Interest-Rate Effect
57
Which AD effect is described as such? When the U.S. price level decreases, interest rates also decrease. Therefore, the U.S. dollar depreciates, which stimulates U.S. net exports, and the quantity demanded of goods and services increases.
Exchange-Rate Effect
58
If consumption, investment, government purchases, or net exports increases, aggregate demand will increase / decrease and the aggregate demand curve will shift to the right / left.
Increase | Right
59
On the AD/AS diagram, the vertical axis shows _______ and the horizontal axis shows _______ .
Price Level | Quantity of Output
60
The short-run aggregate supply curve is downward sloping / upward sloping / vertical.
Upward Sloping
61
The long-run aggregate supply curve is downward sloping / upward sloping / vertical.
Vertical
62
The long-run aggregate supply curve is / is not affected by the price level.
Is Not
63
The long-run aggregate supply is positioned at the ___________ .
Natural Level of Output
64
The production of goods and services that an economy achieves in the long run when unemployment is at its normal rate.
Natural Level of Output
65
Name 4 factors that will affect the long-run aggregate supply curve or the short-run aggregate supply curve.
Labor Capital Natural Resources Technological Knowledge
66
Long-run aggregate supply is continually shifting to the right because of _______ .
Technological Progress
67
Aggregate demand is continually shifting to the right because the Fed _______ the money supply over time.
Increases
68
As both long-run aggregate supply and aggregate demand shifts to the right, the price level increases / decreases accordingly.
Increases
69
Name the 3 theories that explain why the short-run aggregate supply curve is upward sloping.
Sticky-Wage Theory Sticky-Price Theory Misperceptions Theory
70
The point at the intersection of all three of the aggregate demand, short-run aggregate supply, and long-run aggregate supply curves.
Long-Run Equilibrium
71
Name 4 factors that will affect aggregate demand.
Consumption Investment Government Purchases Net Exports
72
If the government increases taxes, why does the aggregate demand curve shift to the left?
Higher taxes means less consumption, which decreases aggregate demand.
73
After aggregate demand shifts, the _______ curve shifts to bring the economy to the new long-run equilibrium.
Short-run Aggregate Supply
74
When the output falls and the price level rises, the economy experiences ______ .
Stagflation
75
After short-run aggregate supply shifts, the _______ curve shifts to bring the economy back to the original long-run equilibrium.
Short-Run Aggregate Supply
76
What curve on the AD-AS curve will shift and which direction will it shift to bring the economy into a stagflation?

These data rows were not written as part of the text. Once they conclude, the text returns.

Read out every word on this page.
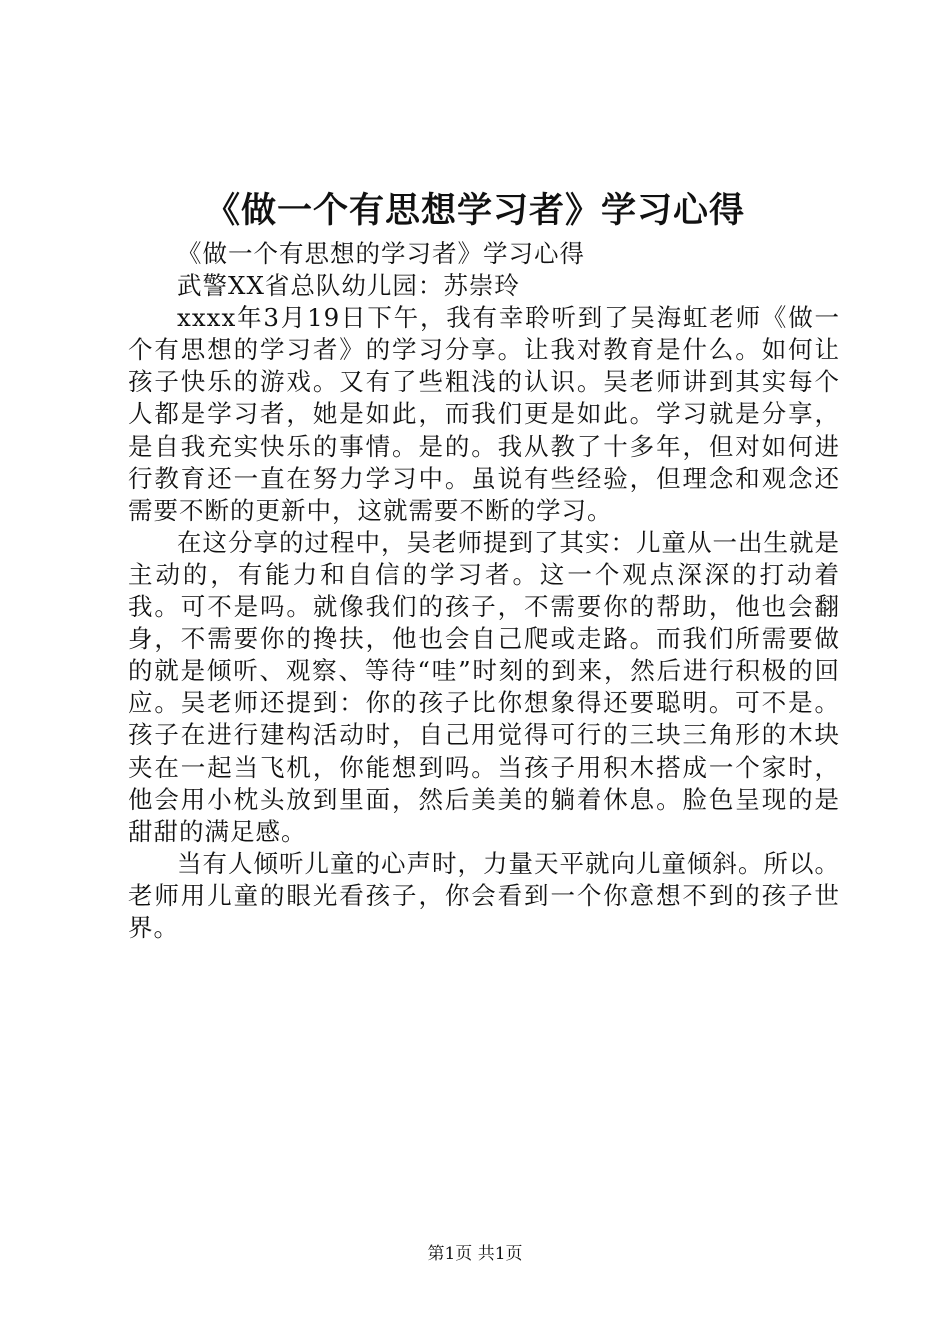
《做一个有思想学习者》学习心得

《做一个有思想的学习者》学习心得

武警XX省总队幼儿园：苏崇玲

xxxx年3月19日下午，我有幸聆听到了吴海虹老师《做一个有思想的学习者》的学习分享。让我对教育是什么。如何让孩子快乐的游戏。又有了些粗浅的认识。吴老师讲到其实每个人都是学习者，她是如此，而我们更是如此。学习就是分享，是自我充实快乐的事情。是的。我从教了十多年，但对如何进行教育还一直在努力学习中。虽说有些经验，但理念和观念还需要不断的更新中，这就需要不断的学习。

在这分享的过程中，吴老师提到了其实：儿童从一出生就是主动的，有能力和自信的学习者。这一个观点深深的打动着我。可不是吗。就像我们的孩子，不需要你的帮助，他也会翻身，不需要你的搀扶，他也会自己爬或走路。而我们所需要做的就是倾听、观察、等待“哇”时刻的到来，然后进行积极的回应。吴老师还提到：你的孩子比你想象得还要聪明。可不是。孩子在进行建构活动时，自己用觉得可行的三块三角形的木块夹在一起当飞机，你能想到吗。当孩子用积木搭成一个家时，他会用小枕头放到里面，然后美美的躺着休息。脸色呈现的是甜甜的满足感。

当有人倾听儿童的心声时，力量天平就向儿童倾斜。所以。老师用儿童的眼光看孩子，你会看到一个你意想不到的孩子世界。

第1页 共1页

Short-run Aggregate Supply | Left
77
Which aggregate demand effect has the greatest impact on the economy?
Interest-Rate Effect
78
In the money market, if the increase rate is above equilibrium, the quantity of money people want to hold is less than / greater than the quantity of money supplied.
Less Than
79
In the money market, if the increase rate is below equilibrium, the quantity of money people want to hold is less than / greater than the quantity of money supplied.
Greater Than
80
Name the 2 types of policy used to shift aggregate demand.
Monetary Policy | Fiscal Policy
81
On the money market supply-demand diagram, the vertical axis is ______ and the horizontal axis is ______ .
Interest Rates | Quantity of Money
82
Does a change in the money supply shift the aggregate demand curve?
Yes
83
Interest rates and the price level move in opposite directions / in the same direction.
In The Same Direction
84
When the money supply is increased, the aggregate demand curve shifts to the right / left.
Right
85
When the money supply is decreased, the aggregate demand curve shifts to the right / left.
Left
86
Name 2 examples of automatic stabilizers.
Taxes fall automatically in a recession. | Government spending rises automatically in a recession.